ALTITUDES AND ORTHOCENTERS
Presented by Godfried Lawson

In this assignment I will:

1. Construct a triangle ABC.

2. Construct the Orthocenter, H of triangle ABC.

3. Construct the Orthocenter of triangle HBC.

4. Construct the Orthocenter of triangle HAB.

5. Construct the Orthocenter of triangle HAC.

6. Construct the Circumcircles of triangles ABC, HBC, HAB, and HAC.

7. Conjectures? Proofs?

Below is the construction of steps 1 through 5.

with the circumcircles of triangles ABC, HBC, HAB, and HAC added to the above construction we obtain:

What would happen if any vertex of the triangle ABC was move to where the orthocenter H is located? Where
would H then be located?

When the orthocenter H of the triangle ABC is moved to any of the vertices of the triangle ABC, a right triangle is formed. This justify the definition of a right triangle where the base is perpendicular to the height.
When the orthocenter H of the triangle ABC is collinear to of the  circumcenter Co, It is also collinear to one of other circumcenter (C1, C2, or C3).
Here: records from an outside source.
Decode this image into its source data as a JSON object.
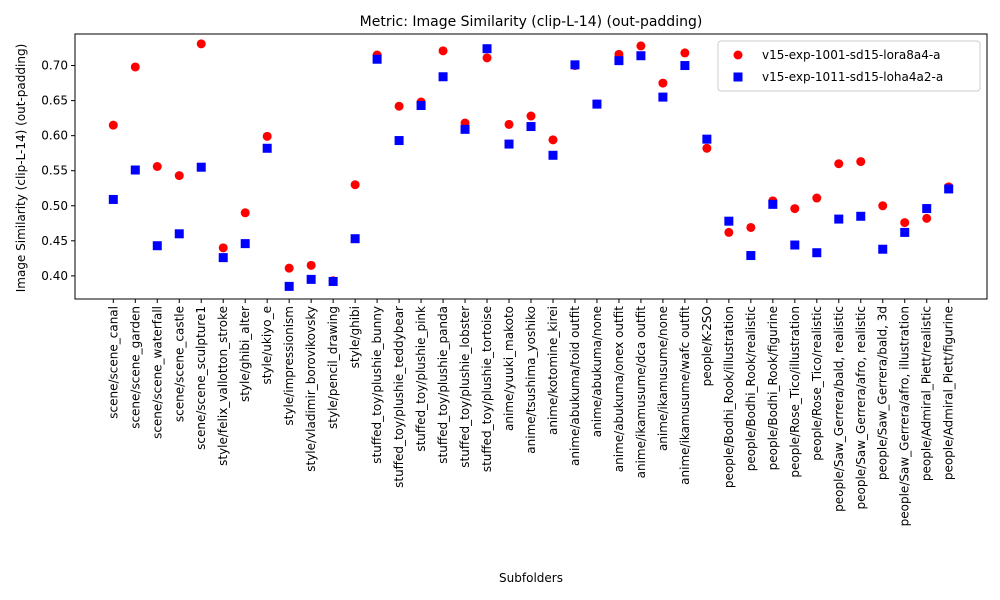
{
  "chart_data": {
    "type": "scatter",
    "title": "Metric: Image Similarity (clip-L-14) (out-padding)",
    "xlabel": "Subfolders",
    "ylabel": "Image Similarity (clip-L-14) (out-padding)",
    "ylim": [
      0.367,
      0.745
    ],
    "yticks": [
      "0.40",
      "0.45",
      "0.50",
      "0.55",
      "0.60",
      "0.65",
      "0.70"
    ],
    "legend_position": "top-right",
    "grid": false,
    "categories": [
      "scene/scene_canal",
      "scene/scene_garden",
      "scene/scene_waterfall",
      "scene/scene_castle",
      "scene/scene_sculpture1",
      "style/felix_vallotton_stroke",
      "style/ghibi_alter",
      "style/ukiyo_e",
      "style/impressionism",
      "style/vladimir_borovikovsky",
      "style/pencil_drawing",
      "style/ghibi",
      "stuffed_toy/plushie_bunny",
      "stuffed_toy/plushie_teddybear",
      "stuffed_toy/plushie_pink",
      "stuffed_toy/plushie_panda",
      "stuffed_toy/plushie_lobster",
      "stuffed_toy/plushie_tortoise",
      "anime/yuuki_makoto",
      "anime/tsushima_yoshiko",
      "anime/kotomine_kirei",
      "anime/abukuma/toid outfit",
      "anime/abukuma/none",
      "anime/abukuma/onex outfit",
      "anime/ikamusume/dca outfit",
      "anime/ikamusume/none",
      "anime/ikamusume/wafc outfit",
      "people/K-2SO",
      "people/Bodhi_Rook/illustration",
      "people/Bodhi_Rook/realistic",
      "people/Bodhi_Rook/figurine",
      "people/Rose_Tico/illustration",
      "people/Rose_Tico/realistic",
      "people/Saw_Gerrera/bald, realistic",
      "people/Saw_Gerrera/afro, realistic",
      "people/Saw_Gerrera/bald, 3d",
      "people/Saw_Gerrera/afro, illustration",
      "people/Admiral_Piett/realistic",
      "people/Admiral_Piett/figurine"
    ],
    "series": [
      {
        "name": "v15-exp-1001-sd15-lora8a4-a",
        "marker": "circle",
        "color": "#ff0000",
        "values": [
          0.615,
          0.698,
          0.556,
          0.543,
          0.731,
          0.44,
          0.49,
          0.599,
          0.411,
          0.415,
          0.393,
          0.53,
          0.715,
          0.642,
          0.648,
          0.721,
          0.618,
          0.711,
          0.616,
          0.628,
          0.594,
          0.7,
          0.645,
          0.716,
          0.728,
          0.675,
          0.718,
          0.582,
          0.462,
          0.469,
          0.507,
          0.496,
          0.511,
          0.56,
          0.563,
          0.5,
          0.476,
          0.482,
          0.527
        ]
      },
      {
        "name": "v15-exp-1011-sd15-loha4a2-a",
        "marker": "square",
        "color": "#0000ff",
        "values": [
          0.509,
          0.551,
          0.443,
          0.46,
          0.555,
          0.426,
          0.446,
          0.582,
          0.385,
          0.395,
          0.392,
          0.453,
          0.709,
          0.593,
          0.643,
          0.684,
          0.609,
          0.724,
          0.588,
          0.613,
          0.572,
          0.701,
          0.645,
          0.707,
          0.714,
          0.655,
          0.7,
          0.595,
          0.478,
          0.429,
          0.502,
          0.444,
          0.433,
          0.481,
          0.485,
          0.438,
          0.462,
          0.496,
          0.524
        ]
      }
    ]
  }
}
An isosceles triangle is formed which resulted from the angle bisector of one of the vertices of the triangle ABC.
A reflection of the isosceles triangle from the base produces a similar triangle and the circumcenter C0 coincides with one of the circumcenter (C1, C2, C3). This is possible since all the circumcenter are congluent.
I can conclude that the circumcenters C1, C2, and C3 formed by the triangle HAB, HBC, and HAC are equidistance from the orthocenter of the triangle ABC.